Tekamül Nedir?
Şuurun gelişmesi, evrimleşmesi ve bu arada varlık olarak bizim bütünlük içerisinde devamlı olarak realitelerimizi değiştirmemiz, tekamülün konusunu teşkil eder. Fakat temelde tekamül ruh varlığı için soz konusudur. Biz tekamülü maddesel bir tekamül olarak ele almıyoruz. Tekamül derken maddenin kendi bünyesi içerisinde geçirmiş olduğu gelişimi değil, '' varlık '' diye andığımız ruh varlığının gelişimini kast ediyoruz.
Normal olarak duyularımızla bazı şeyleri anlamaya çalıştığımızda, duyularımızın bu şeyleri anlamak ve idrak etmek için yeterli olmadığını, pek sınırlı duyular içerisinde, sınırlı duyumlar içerisinde kaldığımızı, anlama kapasitemizin hatta algılama kapasitemizin çok dar bir alanda olduğunu müşahede ederiz. Bu bakımdan insanlar sonsuzluk hakkında derli toplu hiçbir bilgiye sahip değillerdir. Genel olarak kabul ettiğimiz bir bilgi vardır ki, buna göre yaratlış sonsuzdur.Yaradanıyla alakalı olmak üzere,O'nun mahiyetiyle olmak üzere sonsuzdur.
Yaratan sonsuzdur Mutlak bir varlıktır.
Bu bakımdan bu sonsuzluk üzerinde ki her türlü hareket, yaratılışın ve Yaratan'nın sonsuz hüviyetinden kaynaklandığı için, tekamülde sonsuzdur. Seviyenin yada mertebenin sonu yoktur çünkü yaratılış sonsuzdur. Sonu olmayan bu yükseliş ebediyen sizin arzu ettiğiniz yönde gerçekleşecektir. Bu süre zarfında elimize geçecek olan şey ise kemalat yani mükemmellik, olgunluk, bir gelişme hali olacaktır.

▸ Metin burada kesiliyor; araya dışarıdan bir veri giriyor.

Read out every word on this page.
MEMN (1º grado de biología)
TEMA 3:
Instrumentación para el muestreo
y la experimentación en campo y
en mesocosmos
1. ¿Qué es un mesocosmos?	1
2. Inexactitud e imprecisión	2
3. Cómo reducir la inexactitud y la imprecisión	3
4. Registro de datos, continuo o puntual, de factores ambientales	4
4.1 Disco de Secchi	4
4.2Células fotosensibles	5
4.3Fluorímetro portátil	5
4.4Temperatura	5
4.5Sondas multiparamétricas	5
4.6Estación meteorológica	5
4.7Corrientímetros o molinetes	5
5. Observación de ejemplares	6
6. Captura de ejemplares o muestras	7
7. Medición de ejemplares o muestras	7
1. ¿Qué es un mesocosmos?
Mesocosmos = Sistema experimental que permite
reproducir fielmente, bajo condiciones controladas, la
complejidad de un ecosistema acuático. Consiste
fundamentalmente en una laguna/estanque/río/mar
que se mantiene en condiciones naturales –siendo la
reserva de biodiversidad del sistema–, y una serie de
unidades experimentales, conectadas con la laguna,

Tekamülden maksat, varlıkların şuurlanması ve bilgilenmesidir. Her maddi ortam tekamül yeridir ve burada varlıklar, yaşayarak şuur ve bilgilerini genişletirler. Ruhun madde evrenine girişi ve oradan çıkışı, madde bilgisini alıp uyguladıktan sonra gerçekleşir. Varlığın ulaşacağı her tekamül merhalesi izafidir; kesinlikle son kemal noktası yoktur. Madde evreninin bilgisine ve şuuruna sahip olmak, bize göre en yüce tekamül noktası sayılsada, Mutlak varlığa göre bir hiçtir. Bu bakımdan varlıklar, ancak kendi tekamül realitelerinin kemaline ulaşabilirler. Bu ise bir alt realiteye nispetle oluşan mükemmelliktir ve madde evrenine özgü bir zaman kavramı olan ezelden başlayıp ebedde son bulan eylemler sonunda oluşan bir durumdur.
Demek ki, ''Neden tekamül ediyoruz, neden yeryüzüne geliyoruz ve ölümle bedenlerimizi bırakıp gidiyoruz?'' sorularına vereceğimiz cevap şudur; Ruh, madde evrenine girip çıkarak, madde evreninin bilgisini alıp uygulamaktadır. İrtibata geçebildiğimiz maddi safhanın bilgisini almak için gelip gidiyoruz ve buna bilgiyi arttırmak, bilgiyi çoğaltmak bakımından '' Tekamül'' diyoruz.